I came in at the end of Jessica Banner’s “Women behind the Work: Re-Thinking the Representation of Female Garment Workers in Eighteenth-Century London,” which was a study of the realities of the lives of female garment workers in 18th century London (methods of production, pay, who and where were they located?, their re-organization between the 1790s and 1815). There is a Liverpool directory, an alphabetical list of names.

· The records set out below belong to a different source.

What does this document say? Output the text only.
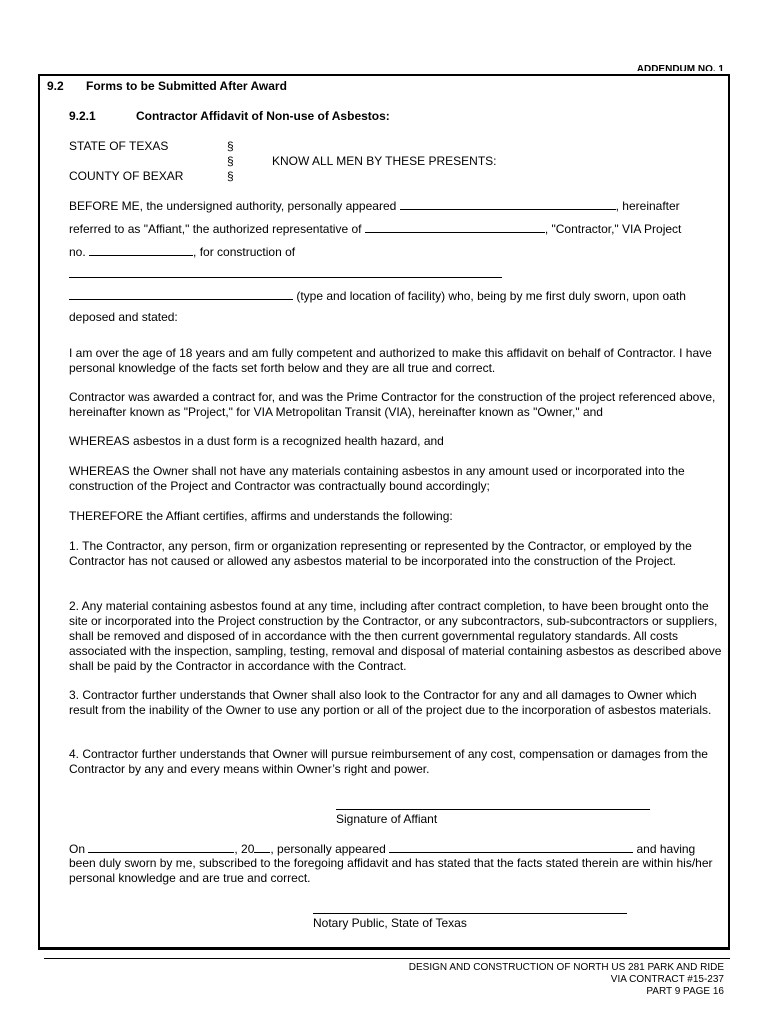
ADDENDUM NO. 1
9.2 Forms to be Submitted After Award
9.2.1	Contractor Affidavit of Non-use of Asbestos:
STATE OF TEXAS	§
§	KNOW ALL MEN BY THESE PRESENTS:
COUNTY OF BEXAR	§
BEFORE ME, the undersigned authority, personally appeared	, hereinafter
referred to as "Affiant," the authorized representative of	, "Contractor," VIA Project
no.	, for construction of
(type and location of facility) who, being by me first duly sworn, upon oath
deposed and stated:
I am over the age of 18 years and am fully competent and authorized to make this affidavit on behalf of Contractor. I have personal knowledge of the facts set forth below and they are all true and correct.
Contractor was awarded a contract for, and was the Prime Contractor for the construction of the project referenced above, hereinafter known as "Project," for VIA Metropolitan Transit (VIA), hereinafter known as "Owner," and
WHEREAS asbestos in a dust form is a recognized health hazard, and
WHEREAS the Owner shall not have any materials containing asbestos in any amount used or incorporated into the construction of the Project and Contractor was contractually bound accordingly;
THEREFORE the Affiant certifies, affirms and understands the following:
1. The Contractor, any person, firm or organization representing or represented by the Contractor, or employed by the Contractor has not caused or allowed any asbestos material to be incorporated into the construction of the Project.
2. Any material containing asbestos found at any time, including after contract completion, to have been brought onto the site or incorporated into the Project construction by the Contractor, or any subcontractors, sub-subcontractors or suppliers, shall be removed and disposed of in accordance with the then current governmental regulatory standards. All costs associated with the inspection, sampling, testing, removal and disposal of material containing asbestos as described above shall be paid by the Contractor in accordance with the Contract.
3. Contractor further understands that Owner shall also look to the Contractor for any and all damages to Owner which result from the inability of the Owner to use any portion or all of the project due to the incorporation of asbestos materials.
4. Contractor further understands that Owner will pursue reimbursement of any cost, compensation or damages from the Contractor by any and every means within Owner’s right and power.
Signature of Affiant
On	, 20 , personally appeared	and having
been duly sworn by me, subscribed to the foregoing affidavit and has stated that the facts stated therein are within his/her personal knowledge and are true and correct.
Notary Public, State of Texas
DESIGN AND CONSTRUCTION OF NORTH US 281 PARK AND RIDE
VIA CONTRACT #15-237
PART 9 PAGE 16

The second day ended with an hour-long very enjoyable talk by Deborah Harper, Senior Curator of Education, Winterthur Museum and Library, working there for over 30 years. She took us on a tour of the keyboard instruments in the Dupont collection at the museum, focusing on 18th century elements and what seems to be one of the most cherished treasures of the collection, a 1907 Steinway owned and played upon by Mrs Ruth du Pont (nee Wales, 1889-1967); her husband, Henry Francis Dupont was the Dupont who developed the museum into the premier collection of American decorative art it is today. Although not mentioned by Ms Harper, his father, Henry Algernon du Pont, was a US senator for Delaware, a wealthy Republican businessman and politician who promptly lost his seat when senators were no longer appointed but elected. I wouldn’t presume to try to convey the rich detail and explanations in this talk (accompanied by interesting images). Ms Harper covered what are harpsichords, pianofortes, owners, collectors, specific histories of the different keyboards, how they fit into the culture of their specific place and era, stories of estates, individual players, where the keyboard has been and is today in the buildings. One group of people mentioned, the Lloyd family who owned Wye house and Wye plantation, owned large groups of enslaved people, among them Frederick Douglas.

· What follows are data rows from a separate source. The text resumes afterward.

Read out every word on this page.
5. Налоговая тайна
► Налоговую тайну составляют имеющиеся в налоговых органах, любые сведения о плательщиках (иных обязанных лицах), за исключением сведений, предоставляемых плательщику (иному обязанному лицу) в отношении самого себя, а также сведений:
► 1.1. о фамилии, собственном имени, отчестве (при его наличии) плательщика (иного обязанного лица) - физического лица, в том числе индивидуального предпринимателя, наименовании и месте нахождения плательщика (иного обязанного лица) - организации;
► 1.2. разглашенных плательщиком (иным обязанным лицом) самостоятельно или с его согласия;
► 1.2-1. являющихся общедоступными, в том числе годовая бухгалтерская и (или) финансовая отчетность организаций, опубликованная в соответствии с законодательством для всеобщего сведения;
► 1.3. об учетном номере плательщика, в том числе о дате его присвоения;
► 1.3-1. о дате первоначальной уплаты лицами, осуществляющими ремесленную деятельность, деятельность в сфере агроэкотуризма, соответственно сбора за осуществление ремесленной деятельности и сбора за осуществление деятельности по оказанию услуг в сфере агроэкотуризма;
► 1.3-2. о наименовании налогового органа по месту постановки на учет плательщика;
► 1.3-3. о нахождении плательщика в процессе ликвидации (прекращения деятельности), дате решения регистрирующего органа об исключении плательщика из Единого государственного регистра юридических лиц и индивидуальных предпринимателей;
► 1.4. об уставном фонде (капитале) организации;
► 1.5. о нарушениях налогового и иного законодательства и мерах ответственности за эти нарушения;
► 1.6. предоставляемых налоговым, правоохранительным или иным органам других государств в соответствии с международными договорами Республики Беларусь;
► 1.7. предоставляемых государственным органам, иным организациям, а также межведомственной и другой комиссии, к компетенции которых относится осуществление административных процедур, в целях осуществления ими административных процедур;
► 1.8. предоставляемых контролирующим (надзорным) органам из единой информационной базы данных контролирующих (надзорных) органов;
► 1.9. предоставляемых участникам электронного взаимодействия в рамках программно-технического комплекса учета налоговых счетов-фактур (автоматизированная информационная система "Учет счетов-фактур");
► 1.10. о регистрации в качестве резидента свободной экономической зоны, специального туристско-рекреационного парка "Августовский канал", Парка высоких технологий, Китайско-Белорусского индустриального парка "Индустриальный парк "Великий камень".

The longest section revolved around the Steinway at present in a beautiful front room, and how it was loved and used by Ruth du Pont, who, Ms Harper said, loved musicals and Cole Porter songs. Ruth du Pont is described on the Winterthur website as “the Lady of the house,” “a social figure, talented musician, and hostess of four houses” and “devoted wife” and mother. “Photographs and documents from Winterthur’s vast archive document Mrs. du Pont’s life of hospitality, music, and travel.” I found elsewhere a full and franker life of high privilege than you might expect (with many photographs). She had to endure various tensions throughout her younger years (in each life some rain must fall), and later in life would go into angry tirades at FDR as “a traitor to his class.” So she would have resented my having social security to live upon? It also seems that her husband didn’t like the color of her piano; he wanted to paint it gray-green to match the 18th century colors of some of his collected furniture. When he decided against this (wisely, or was persuaded not to), he kept the piano from view for a long time (placing it for example in a concert hall for a time).